Taylor’s defense team disputed this and pointed to a disclaimer posted by Charter that said the company’s phone records might not be accurate. Gipson and Schriener also noted that other carriers show that calls were made from Rowe’s home well after Nov. 26.
Still, the prosecutor decided not to vacate Taylor’s conviction — even though a new Missouri law would easily have given him a pathway to exoneration.
According to Wesley Bell, the St. Louis County prosecutor, “We are not filing a motion to vacate Leonard Taylor’s sentence. The facts are not there to support a credible case of innocence.”
Lawyers at the Innocence Project also take issue with reports from the medical examiner. Within the report regarding Rowe and her children’s deaths, the professional “changed the time of death estimation — widening the potential range of dates during which Ms.

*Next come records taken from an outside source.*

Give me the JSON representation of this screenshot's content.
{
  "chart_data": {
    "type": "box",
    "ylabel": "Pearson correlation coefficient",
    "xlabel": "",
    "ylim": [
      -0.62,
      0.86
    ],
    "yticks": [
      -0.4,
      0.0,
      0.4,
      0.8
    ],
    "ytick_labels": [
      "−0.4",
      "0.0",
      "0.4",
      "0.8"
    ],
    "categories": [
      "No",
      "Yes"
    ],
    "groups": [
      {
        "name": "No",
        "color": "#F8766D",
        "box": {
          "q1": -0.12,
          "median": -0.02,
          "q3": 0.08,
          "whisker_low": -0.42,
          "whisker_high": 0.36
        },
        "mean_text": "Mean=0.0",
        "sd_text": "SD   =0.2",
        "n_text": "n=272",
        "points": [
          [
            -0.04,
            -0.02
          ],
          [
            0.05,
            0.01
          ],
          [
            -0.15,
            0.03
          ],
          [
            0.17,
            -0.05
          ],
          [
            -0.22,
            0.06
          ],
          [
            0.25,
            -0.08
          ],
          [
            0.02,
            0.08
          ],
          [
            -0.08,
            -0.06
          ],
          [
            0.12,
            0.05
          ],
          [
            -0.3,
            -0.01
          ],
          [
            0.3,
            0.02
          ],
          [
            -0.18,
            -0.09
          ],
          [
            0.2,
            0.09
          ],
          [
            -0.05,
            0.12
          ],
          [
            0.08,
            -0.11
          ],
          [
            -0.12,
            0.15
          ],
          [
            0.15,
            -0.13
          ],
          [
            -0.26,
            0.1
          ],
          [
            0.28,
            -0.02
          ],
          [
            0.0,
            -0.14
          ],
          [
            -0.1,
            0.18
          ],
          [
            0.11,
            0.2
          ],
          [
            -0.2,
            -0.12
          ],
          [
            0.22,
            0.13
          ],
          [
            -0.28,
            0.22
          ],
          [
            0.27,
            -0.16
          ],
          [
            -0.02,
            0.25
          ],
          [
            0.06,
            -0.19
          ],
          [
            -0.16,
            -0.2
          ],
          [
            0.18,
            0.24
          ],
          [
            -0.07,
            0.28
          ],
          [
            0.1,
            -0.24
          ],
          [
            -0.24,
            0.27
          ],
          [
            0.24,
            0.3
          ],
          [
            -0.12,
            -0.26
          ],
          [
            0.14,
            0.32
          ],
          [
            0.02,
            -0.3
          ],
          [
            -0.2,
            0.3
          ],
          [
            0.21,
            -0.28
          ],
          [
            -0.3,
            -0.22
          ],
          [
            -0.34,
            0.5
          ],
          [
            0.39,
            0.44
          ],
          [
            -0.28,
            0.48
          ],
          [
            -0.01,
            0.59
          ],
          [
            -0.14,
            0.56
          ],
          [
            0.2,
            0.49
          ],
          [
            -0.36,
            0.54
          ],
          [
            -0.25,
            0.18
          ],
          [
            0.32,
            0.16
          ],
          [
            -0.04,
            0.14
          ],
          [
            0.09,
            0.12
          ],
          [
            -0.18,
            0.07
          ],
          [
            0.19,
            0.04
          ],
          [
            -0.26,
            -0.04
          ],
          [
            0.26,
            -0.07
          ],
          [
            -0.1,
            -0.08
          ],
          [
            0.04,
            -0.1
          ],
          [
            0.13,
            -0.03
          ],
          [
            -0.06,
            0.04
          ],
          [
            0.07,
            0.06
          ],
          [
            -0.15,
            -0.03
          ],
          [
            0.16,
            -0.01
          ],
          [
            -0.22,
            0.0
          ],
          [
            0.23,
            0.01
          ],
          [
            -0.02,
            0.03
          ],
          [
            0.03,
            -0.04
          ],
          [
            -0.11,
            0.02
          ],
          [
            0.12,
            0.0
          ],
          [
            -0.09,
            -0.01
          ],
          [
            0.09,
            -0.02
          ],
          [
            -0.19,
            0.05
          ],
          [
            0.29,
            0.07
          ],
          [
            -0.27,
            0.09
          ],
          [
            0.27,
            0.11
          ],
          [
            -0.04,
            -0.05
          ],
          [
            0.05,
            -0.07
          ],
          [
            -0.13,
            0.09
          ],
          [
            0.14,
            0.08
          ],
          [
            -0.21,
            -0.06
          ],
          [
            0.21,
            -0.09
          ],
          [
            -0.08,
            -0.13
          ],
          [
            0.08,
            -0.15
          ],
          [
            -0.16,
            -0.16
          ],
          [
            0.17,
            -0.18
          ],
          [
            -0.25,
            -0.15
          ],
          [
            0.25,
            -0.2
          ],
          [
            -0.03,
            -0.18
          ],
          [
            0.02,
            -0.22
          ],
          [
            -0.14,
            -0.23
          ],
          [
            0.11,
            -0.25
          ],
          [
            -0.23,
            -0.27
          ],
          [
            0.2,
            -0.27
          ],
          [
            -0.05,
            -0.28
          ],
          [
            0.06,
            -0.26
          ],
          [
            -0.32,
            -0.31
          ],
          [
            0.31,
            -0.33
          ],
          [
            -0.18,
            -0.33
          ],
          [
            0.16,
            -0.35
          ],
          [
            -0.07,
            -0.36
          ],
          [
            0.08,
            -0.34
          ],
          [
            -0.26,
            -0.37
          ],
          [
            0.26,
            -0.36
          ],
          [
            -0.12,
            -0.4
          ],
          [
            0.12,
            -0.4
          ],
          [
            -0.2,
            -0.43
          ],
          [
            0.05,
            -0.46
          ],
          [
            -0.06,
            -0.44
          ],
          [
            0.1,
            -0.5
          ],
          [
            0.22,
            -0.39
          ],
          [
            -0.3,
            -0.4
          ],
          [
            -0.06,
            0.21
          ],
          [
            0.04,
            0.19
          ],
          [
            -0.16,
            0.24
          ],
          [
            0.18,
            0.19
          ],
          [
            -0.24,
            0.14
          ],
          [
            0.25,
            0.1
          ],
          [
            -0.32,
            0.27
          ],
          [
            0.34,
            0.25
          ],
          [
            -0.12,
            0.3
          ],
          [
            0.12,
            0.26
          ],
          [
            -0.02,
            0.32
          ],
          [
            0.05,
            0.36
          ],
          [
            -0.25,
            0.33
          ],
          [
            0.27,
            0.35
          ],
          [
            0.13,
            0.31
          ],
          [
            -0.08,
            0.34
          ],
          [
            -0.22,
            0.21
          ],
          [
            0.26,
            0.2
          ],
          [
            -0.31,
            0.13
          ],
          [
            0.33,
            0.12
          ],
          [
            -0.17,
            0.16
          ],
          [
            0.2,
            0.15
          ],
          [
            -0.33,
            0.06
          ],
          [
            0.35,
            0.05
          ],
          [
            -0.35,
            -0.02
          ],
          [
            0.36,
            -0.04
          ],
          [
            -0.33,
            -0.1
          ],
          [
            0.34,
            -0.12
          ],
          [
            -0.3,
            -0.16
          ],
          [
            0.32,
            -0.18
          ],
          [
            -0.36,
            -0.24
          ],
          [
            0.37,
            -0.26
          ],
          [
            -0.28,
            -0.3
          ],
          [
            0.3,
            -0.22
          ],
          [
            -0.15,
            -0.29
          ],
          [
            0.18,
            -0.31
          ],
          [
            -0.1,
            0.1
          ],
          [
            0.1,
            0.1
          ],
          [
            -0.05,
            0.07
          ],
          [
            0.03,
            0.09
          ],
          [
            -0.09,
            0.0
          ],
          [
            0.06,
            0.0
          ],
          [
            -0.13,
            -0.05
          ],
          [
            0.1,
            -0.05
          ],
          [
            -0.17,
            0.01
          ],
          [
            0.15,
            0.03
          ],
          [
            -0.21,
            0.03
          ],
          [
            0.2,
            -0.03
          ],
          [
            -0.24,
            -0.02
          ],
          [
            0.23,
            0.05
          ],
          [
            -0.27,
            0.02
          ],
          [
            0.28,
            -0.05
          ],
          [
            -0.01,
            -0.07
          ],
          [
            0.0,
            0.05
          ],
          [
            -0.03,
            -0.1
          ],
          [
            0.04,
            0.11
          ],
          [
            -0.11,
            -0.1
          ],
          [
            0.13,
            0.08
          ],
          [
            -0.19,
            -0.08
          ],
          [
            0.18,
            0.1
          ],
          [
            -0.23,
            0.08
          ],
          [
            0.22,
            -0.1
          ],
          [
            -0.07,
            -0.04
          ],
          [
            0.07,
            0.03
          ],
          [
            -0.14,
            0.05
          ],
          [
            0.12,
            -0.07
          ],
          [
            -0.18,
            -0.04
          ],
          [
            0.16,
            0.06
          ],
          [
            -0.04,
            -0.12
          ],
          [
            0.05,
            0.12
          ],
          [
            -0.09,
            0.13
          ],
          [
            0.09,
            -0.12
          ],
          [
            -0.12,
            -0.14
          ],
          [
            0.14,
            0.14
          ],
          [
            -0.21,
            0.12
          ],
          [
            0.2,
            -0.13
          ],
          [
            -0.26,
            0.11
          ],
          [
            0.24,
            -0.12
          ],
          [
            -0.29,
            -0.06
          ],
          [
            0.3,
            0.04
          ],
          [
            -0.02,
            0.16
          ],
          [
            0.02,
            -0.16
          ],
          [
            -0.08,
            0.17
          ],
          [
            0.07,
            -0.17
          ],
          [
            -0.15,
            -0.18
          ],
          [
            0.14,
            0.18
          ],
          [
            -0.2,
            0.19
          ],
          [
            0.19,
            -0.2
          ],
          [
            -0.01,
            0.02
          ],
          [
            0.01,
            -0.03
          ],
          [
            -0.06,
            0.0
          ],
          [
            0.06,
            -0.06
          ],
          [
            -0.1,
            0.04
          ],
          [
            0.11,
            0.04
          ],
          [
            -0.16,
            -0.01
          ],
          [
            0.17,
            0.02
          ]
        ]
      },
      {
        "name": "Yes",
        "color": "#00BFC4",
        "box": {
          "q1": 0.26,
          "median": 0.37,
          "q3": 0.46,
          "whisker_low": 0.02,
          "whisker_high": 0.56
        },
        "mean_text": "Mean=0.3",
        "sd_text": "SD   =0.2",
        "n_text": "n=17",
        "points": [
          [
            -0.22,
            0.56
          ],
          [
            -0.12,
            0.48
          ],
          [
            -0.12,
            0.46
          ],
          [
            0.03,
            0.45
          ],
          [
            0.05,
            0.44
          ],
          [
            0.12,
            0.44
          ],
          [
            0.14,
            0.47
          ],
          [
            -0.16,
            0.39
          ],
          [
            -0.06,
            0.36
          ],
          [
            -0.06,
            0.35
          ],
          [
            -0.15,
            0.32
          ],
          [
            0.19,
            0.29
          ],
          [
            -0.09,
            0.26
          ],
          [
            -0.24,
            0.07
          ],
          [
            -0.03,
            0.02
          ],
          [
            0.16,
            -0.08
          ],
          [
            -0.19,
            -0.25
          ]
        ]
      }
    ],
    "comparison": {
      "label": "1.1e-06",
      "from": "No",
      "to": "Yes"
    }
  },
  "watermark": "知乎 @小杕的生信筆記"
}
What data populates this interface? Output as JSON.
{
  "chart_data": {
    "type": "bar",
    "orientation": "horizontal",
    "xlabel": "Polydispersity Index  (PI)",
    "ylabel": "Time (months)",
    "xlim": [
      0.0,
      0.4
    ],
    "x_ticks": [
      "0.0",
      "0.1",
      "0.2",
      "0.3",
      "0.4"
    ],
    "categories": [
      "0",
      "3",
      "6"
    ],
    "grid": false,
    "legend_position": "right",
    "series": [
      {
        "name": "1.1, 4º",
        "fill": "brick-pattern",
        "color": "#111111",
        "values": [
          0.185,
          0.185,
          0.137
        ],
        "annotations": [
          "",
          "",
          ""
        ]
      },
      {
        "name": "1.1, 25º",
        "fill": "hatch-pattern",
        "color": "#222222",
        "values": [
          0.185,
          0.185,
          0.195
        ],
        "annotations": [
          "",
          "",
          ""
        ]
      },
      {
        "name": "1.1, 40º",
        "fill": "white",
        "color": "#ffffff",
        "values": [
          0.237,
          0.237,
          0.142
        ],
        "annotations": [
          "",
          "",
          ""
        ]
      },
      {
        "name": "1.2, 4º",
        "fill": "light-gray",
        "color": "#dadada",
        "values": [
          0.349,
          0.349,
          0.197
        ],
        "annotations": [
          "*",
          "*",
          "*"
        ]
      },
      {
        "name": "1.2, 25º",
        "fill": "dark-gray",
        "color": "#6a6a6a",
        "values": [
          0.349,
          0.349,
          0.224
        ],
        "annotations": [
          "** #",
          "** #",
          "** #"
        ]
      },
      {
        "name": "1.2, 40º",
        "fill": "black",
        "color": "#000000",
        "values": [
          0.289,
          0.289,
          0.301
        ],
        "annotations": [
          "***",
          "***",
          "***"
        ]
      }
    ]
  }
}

Rowe and her children might have been killed — with no sound explanation.”
Taylor’s former legal team also never challenged the medical examiner by hiring a forensic pathologist, a move that could have made a difference in his conviction. His new attorneys believe had they retained the pathologist, they would “have found evidence supporting Mr. Taylor’s innocence.”
On Jan. 25, the defense presented evidence from forensic pathologist Jane Turner disputing the original finding. Turner said evidence showed at least one victim was in rigor mortis when the bodies were discovered, a condition that would not have persisted more than a week after death, even with the cold temperature in the house. Turner noted not present in the bodies were other postmortem changes that would have been present in the bodies a week or more after death, according to The Kansas City Star.
Instead, the prosecution rested a great deal of their case on testimony from Taylor’s brother, who allegedly told police that Taylor told him that he killed his girlfriend before he left town. His brother would later recant his statement to law enforcement and during the trial.
The brother, who died in 2015, “made the statement after police beat him, coerced him, and threatened him and his mother,” Taylor’s lawyers said. The attorneys also say they have proof that “officers who interrogated Mr. Taylor’s brother used psychologically coercive tactics known to produce false confessions.”
Parson signed the death warrant scheduling Taylor to die at 6 p.m. A devout Muslim, Taylor said Monday regarding his death, “If it’s just my time for going on home — from Allah we come, to Allah we return. If that’s what it is, I accept that without any anger, without any frustration, without any hatred, or anything like that. One thing you will not do, you will not break my spirit.”
Taylor’s final written statement on Tuesday read in part: “Death is not your enemy, it is your destiny. Look forward to meeting it. Peace!”